A proposito di concorrenza
Le misure del governo sono un approccio omeopatico in cui la politica è ben attenta a non sfiorare le radici dell’impianto corporativo
di Riccardo Cappello - 27 maggio 2015
Il Disegno di legge sulla concorrenza, in discussione alla Camera, non prospetta una riforma epocale e neppure l’inizio di un’opera di semplificazione visto che si tratta di un testo infarcito di rimandi che rendono inevitabile un lavoro ad incastro nella fase applicativa. Ma può essere un segnale. Dal testo iniziale, le categorie sono riuscite a cancellare la vendita dei giornali fuori dalle edicole, le norme sul trasporto pubblico locale e quelle relative al sistema aeroportuale, ancor prima che approdasse in Consiglio dei Ministri (20 febbraio 2015). Il quale ha ulteriormente indebolito il provvedimento, cancellando la parificazione tra taxi ed auto a noleggio con conducente e l’estensione alle parafarmacie della possibilità di vendere i farmaci di fascia “C” quelli, cioè, a totale carico del cliente.
Sotto le forche caudine parlamentari passerà un Ddl fortemente ridimensionato che sottrae lavoro ai notai per affidarlo agli avvocati, in ragione del numero di elettori che ciascuna delle due categorie è in grado di portare al seggio (5.000 notai contro 250.000 avvocati) ma senza alcun vantaggio per cittadini e imprese costretti, comunque, a corrispondere un compenso. Infatti, per i passaggi di proprietà immobiliari, ad uso non abitativo, fino a 100mila euro e per la costituzione di Srl entro 20mila euro cade l’obbligo dell’atto notarile per cui gli avvocati vedranno incrementarsi gli introiti grazie alla logica del pallottoliere. In Parlamento, e più ancora nei corridoi, si consumerà lo scontro tra i notai per nulla rassegnati a rinunciare ad una consistente rendita, gli avvocati in cerca di pascoli e le altre categorie contigue (commercialisti, consulenti del lavoro, revisori) che si mobiliteranno per bagnarsi il becco nel mare di spese che i cittadini sono costretti ad affrontare per mantenere le categorie.

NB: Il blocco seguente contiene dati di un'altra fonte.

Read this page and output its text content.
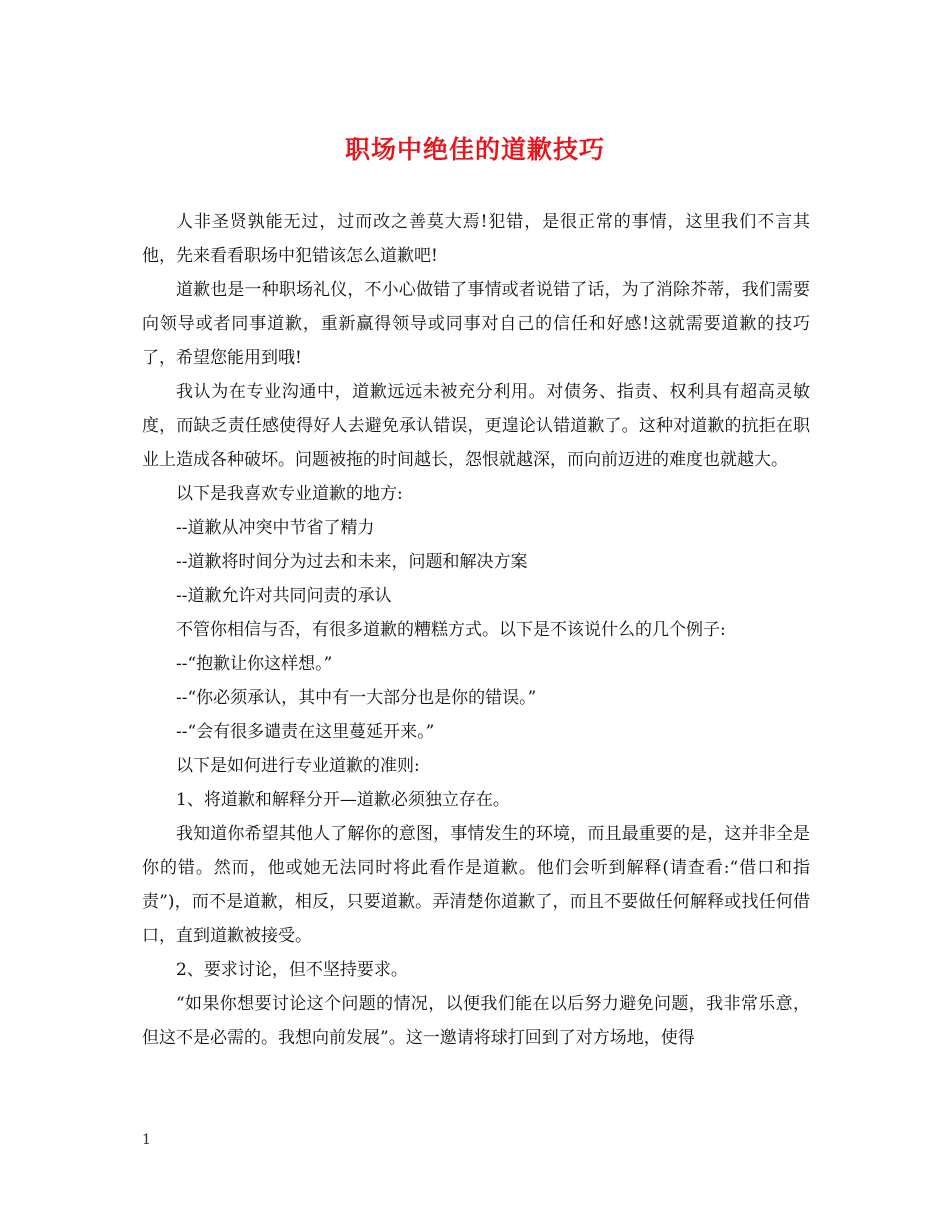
职场中绝佳的道歉技巧

人非圣贤孰能无过，过而改之善莫大焉!犯错，是很正常的事情，这里我们不言其他，先来看看职场中犯错该怎么道歉吧!

道歉也是一种职场礼仪，不小心做错了事情或者说错了话，为了消除芥蒂，我们需要向领导或者同事道歉，重新赢得领导或同事对自己的信任和好感!这就需要道歉的技巧了，希望您能用到哦!

我认为在专业沟通中，道歉远远未被充分利用。对债务、指责、权利具有超高灵敏度，而缺乏责任感使得好人去避免承认错误，更遑论认错道歉了。这种对道歉的抗拒在职业上造成各种破坏。问题被拖的时间越长，怨恨就越深，而向前迈进的难度也就越大。

以下是我喜欢专业道歉的地方:

--道歉从冲突中节省了精力

--道歉将时间分为过去和未来，问题和解决方案

--道歉允许对共同问责的承认

不管你相信与否，有很多道歉的糟糕方式。以下是不该说什么的几个例子:

--“抱歉让你这样想。”

--“你必须承认，其中有一大部分也是你的错误。”

--“会有很多谴责在这里蔓延开来。”

以下是如何进行专业道歉的准则:

1、将道歉和解释分开—道歉必须独立存在。

我知道你希望其他人了解你的意图，事情发生的环境，而且最重要的是，这并非全是你的错。然而，他或她无法同时将此看作是道歉。他们会听到解释(请查看:“借口和指责”)，而不是道歉，相反，只要道歉。弄清楚你道歉了，而且不要做任何解释或找任何借口，直到道歉被接受。

2、要求讨论，但不坚持要求。

“如果你想要讨论这个问题的情况，以便我们能在以后努力避免问题，我非常乐意，但这不是必需的。我想向前发展”。这一邀请将球打回到了对方场地，使得

1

Come risulta evidente si procede senza un piano organico, con un approccio omeopatico e stando ben attenti a non sfiorare le radici dell’impianto corporativo: la pianta organica, il monopolio nei rispettivi settori economici e l’obbligatorietà dell’iscrizione. Per i farmacisti si prospetta la caduta del divieto del numero massimo di cui un unico soggetto può essere titolare che potrebbe tradursi in una maggiore concentrazione nel mercato dei farmaci. Non si tratta dell’immissione di quelle massicce dosi di competitività di cui il nostro asfittico mercato dei servizi professionali avrebbe bisogno ma, la proposta soppressione del vincolo di appartenenza a un’unica associazione professionale, l’obbligo di presentare il preventivo, l’apertura alle società multiprofessionali ed alle società di capitali con l’ingresso di soci non professionisti potrebbero cambiare il volto della professione forense e dare qualche stimolo all’economia. Ma, il disegno deve ancora diventare legge e, la pregressa esperienza insegna che ogni proposta che entra in Parlamento per ridurre il potere degli ordini ne esce ampliandone le prerogative. Peraltro, trasferendo da un ordine all’altro il diritto di prelievo il risultato non cambia. Così la concorrenza che, nei paesi ad economia avanzata, è concepita in ragione dei benefici che produce per l’utenza, in Italia si riduce nel cambio del destinatario cui è sempre obbligatorio corrispondere un compenso.